An invention by the Faraday Lab, part of TNO, brings large-scale production of green hydrogen a big step closer. Researchers have achieved a technological breakthrough that requires 200 times less iridium for electrolysers that produce green hydrogen. Iridium is a scarce material that is indispensable in electrolysers that work with the widely used PEM (Proton Exchange Membrane) technology.
Researchers from TNO have been the first to develop a method that requires 200 times less iridium, which can already achieve a performance of 25% – 46% of the current generation of electrolysers. A patent has been applied for this process.
'The expected growth of green hydrogen from 300 megawatts in 2020 to tens of gigawatts in 2030 has a downside', says TNO expert Lennart van der Burg. “It means a proportionally growing need for scarce iridium for the electrolysers to be built. Previous research by TNO shows that the scaling up of electrolysis is at risk due to the very limited availability of scarce materials, in particular Iridium and Platinum. In ten years, the demand for iridium would far exceed the available quantity. Moreover, we are dependent on just a handful of countries for the supply, with all the associated risks.”
“The fact that we reduce the required iridium by a factor of 200 and are already at an average of one third of the performance of current electrolysers is a technological breakthrough,” says Van der Burg.
Researchers from TNO, specialized in electrolysis, worked in the Faraday Lab in Petten, together with colleagues from Holst Centre in Eindhoven. TNO previously developed the spatial Atomic Layer Deposition (sALD) technology here, a method for applying extremely thin layers of functional materials to large surfaces. This was intended to develop a new generation of displays for TVs, tablets and smartphones. The research team has now also made the technology applicable to electrolysers.
Within the partnership Voltachem TNO is working with a group of industrial partners on practical application of the new method. This must first be scaled up to pilot scale to demonstrate its operation in practical conditions.

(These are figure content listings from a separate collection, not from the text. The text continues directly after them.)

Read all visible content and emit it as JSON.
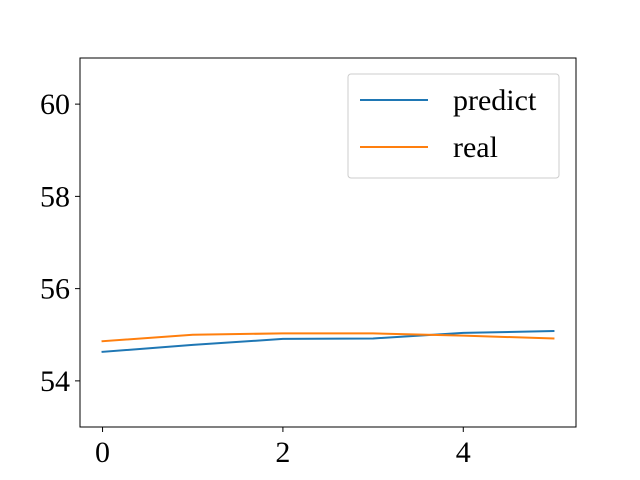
{
  "chart_data": {
    "type": "line",
    "title": "",
    "xlabel": "",
    "ylabel": "",
    "x": [
      0,
      1,
      2,
      3,
      4,
      5
    ],
    "xlim": [
      -0.25,
      5.25
    ],
    "ylim": [
      53.0,
      61.0
    ],
    "xticks": [
      "0",
      "2",
      "4"
    ],
    "yticks": [
      "54",
      "56",
      "58",
      "60"
    ],
    "grid": false,
    "legend_position": "top-right",
    "series": [
      {
        "name": "predict",
        "color": "#1f77b4",
        "values": [
          54.63,
          54.78,
          54.91,
          54.92,
          55.04,
          55.08
        ]
      },
      {
        "name": "real",
        "color": "#ff7f0e",
        "values": [
          54.86,
          55.0,
          55.03,
          55.03,
          54.98,
          54.92
        ]
      }
    ]
  }
}
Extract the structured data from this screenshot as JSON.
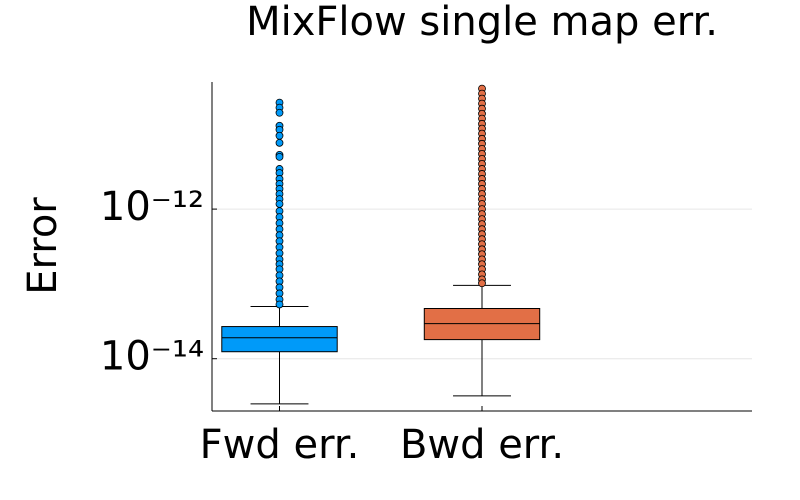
{
  "chart_data": {
    "type": "box",
    "title": "MixFlow single map err.",
    "y_label": "Error",
    "categories": [
      "Fwd err.",
      "Bwd err."
    ],
    "colors": [
      "#009af9",
      "#e26f46"
    ],
    "log_y": true,
    "grid": true,
    "ylim": [
      2e-15,
      5e-11
    ],
    "yticks": [
      {
        "value": 1e-12,
        "label": "10⁻¹²"
      },
      {
        "value": 1e-14,
        "label": "10⁻¹⁴"
      }
    ],
    "boxes": [
      {
        "min": 2.49e-15,
        "q1": 1.24e-14,
        "median": 1.91e-14,
        "q3": 2.69e-14,
        "max": 4.99e-14,
        "outliers": [
          2.65e-11,
          2.27e-11,
          1.94e-11,
          1.3e-11,
          1.15e-11,
          9.55e-12,
          7.69e-12,
          5.31e-12,
          4.99e-12,
          3.44e-12,
          3.04e-12,
          2.53e-12,
          2.17e-12,
          1.86e-12,
          1.59e-12,
          1.36e-12,
          1.17e-12,
          9.4e-13,
          7.81e-13,
          6.49e-13,
          5.39e-13,
          4.48e-13,
          3.72e-13,
          3.09e-13,
          2.57e-13,
          2.13e-13,
          1.83e-13,
          1.57e-13,
          1.3e-13,
          1.08e-13,
          8.97e-14,
          7.46e-14,
          6.19e-14,
          5.31e-14
        ]
      },
      {
        "min": 3.18e-15,
        "q1": 1.8e-14,
        "median": 2.95e-14,
        "q3": 4.69e-14,
        "max": 9.55e-14,
        "outliers": [
          4.08e-11,
          3.5e-11,
          3e-11,
          2.57e-11,
          2.2e-11,
          1.88e-11,
          1.62e-11,
          1.38e-11,
          1.19e-11,
          1.02e-11,
          8.7e-12,
          7.46e-12,
          6.39e-12,
          5.47e-12,
          4.69e-12,
          4.02e-12,
          3.44e-12,
          2.95e-12,
          2.53e-12,
          2.17e-12,
          1.86e-12,
          1.59e-12,
          1.36e-12,
          1.17e-12,
          1e-12,
          8.57e-13,
          7.34e-13,
          6.29e-13,
          5.39e-13,
          4.62e-13,
          3.96e-13,
          3.39e-13,
          2.9e-13,
          2.49e-13,
          2.13e-13,
          1.83e-13,
          1.57e-13,
          1.34e-13,
          1.15e-13,
          1.02e-13
        ]
      }
    ]
  }
}
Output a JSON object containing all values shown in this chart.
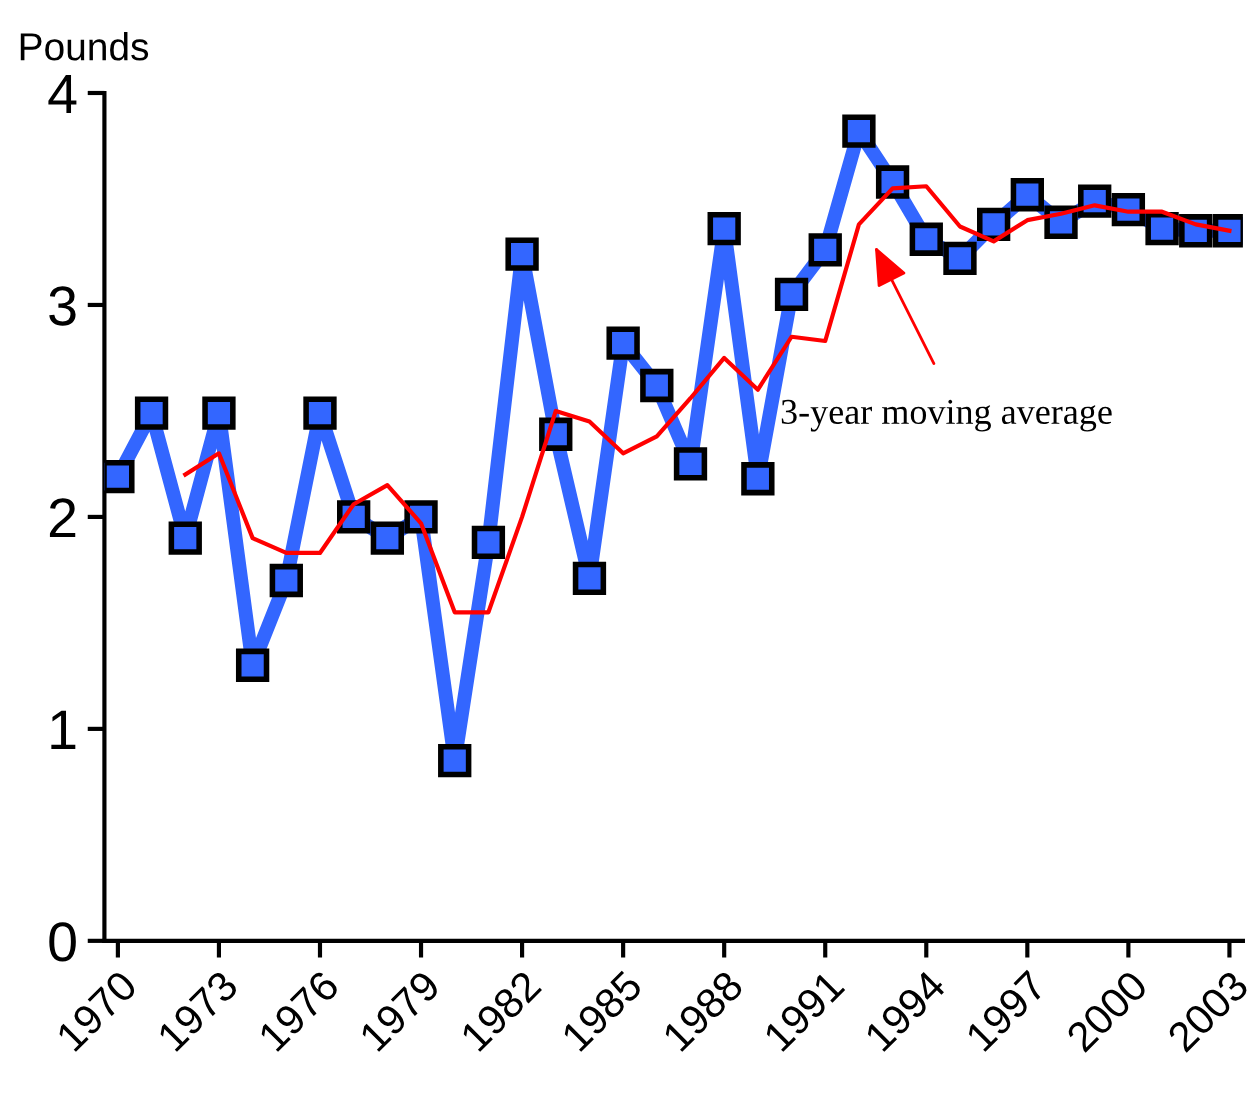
{
  "chart_data": {
    "type": "line",
    "ylabel": "Pounds",
    "categories": [
      "1970",
      null,
      null,
      "1973",
      null,
      null,
      "1976",
      null,
      null,
      "1979",
      null,
      null,
      "1982",
      null,
      null,
      "1985",
      null,
      null,
      "1988",
      null,
      null,
      "1991",
      null,
      null,
      "1994",
      null,
      null,
      "1997",
      null,
      null,
      "2000",
      null,
      null,
      "2003"
    ],
    "series": [
      {
        "color": "#3366ff",
        "marker": "square",
        "values": [
          2.19,
          2.49,
          1.9,
          2.49,
          1.3,
          1.7,
          2.49,
          2.0,
          1.9,
          2.0,
          0.85,
          1.88,
          3.24,
          2.39,
          1.71,
          2.82,
          2.62,
          2.25,
          3.36,
          2.18,
          3.05,
          3.26,
          3.82,
          3.58,
          3.31,
          3.22,
          3.38,
          3.52,
          3.39,
          3.49,
          3.45,
          3.36,
          3.35,
          3.35
        ]
      },
      {
        "color": "#ff0000",
        "marker": "none",
        "values": [
          null,
          null,
          2.2,
          2.3,
          1.9,
          1.83,
          1.83,
          2.06,
          2.15,
          1.97,
          1.55,
          1.55,
          2.0,
          2.5,
          2.45,
          2.3,
          2.38,
          2.56,
          2.75,
          2.6,
          2.85,
          2.83,
          3.38,
          3.55,
          3.56,
          3.37,
          3.3,
          3.4,
          3.43,
          3.47,
          3.44,
          3.44,
          3.38,
          3.35
        ]
      }
    ],
    "ylim": [
      0,
      4
    ],
    "yticks": [
      0,
      1,
      2,
      3,
      4
    ],
    "grid": false,
    "legend": false,
    "annotations": [
      "3-year moving average"
    ]
  }
}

'So we're not there yet', warns Van der Burg. 'Demonstrating in the lab that the technology works is great, but further development is needed to improve the lifespan and efficiency and to be able to produce it on a large scale. Earlier, together with a number of European research institutions, we called for requirements to be set for the use of scarce materials in large pilot projects. According to the current objectives, an electrolysis capacity of 40 GW should then be in Europe in that year, hopefully with a much lower demand on scarce materials.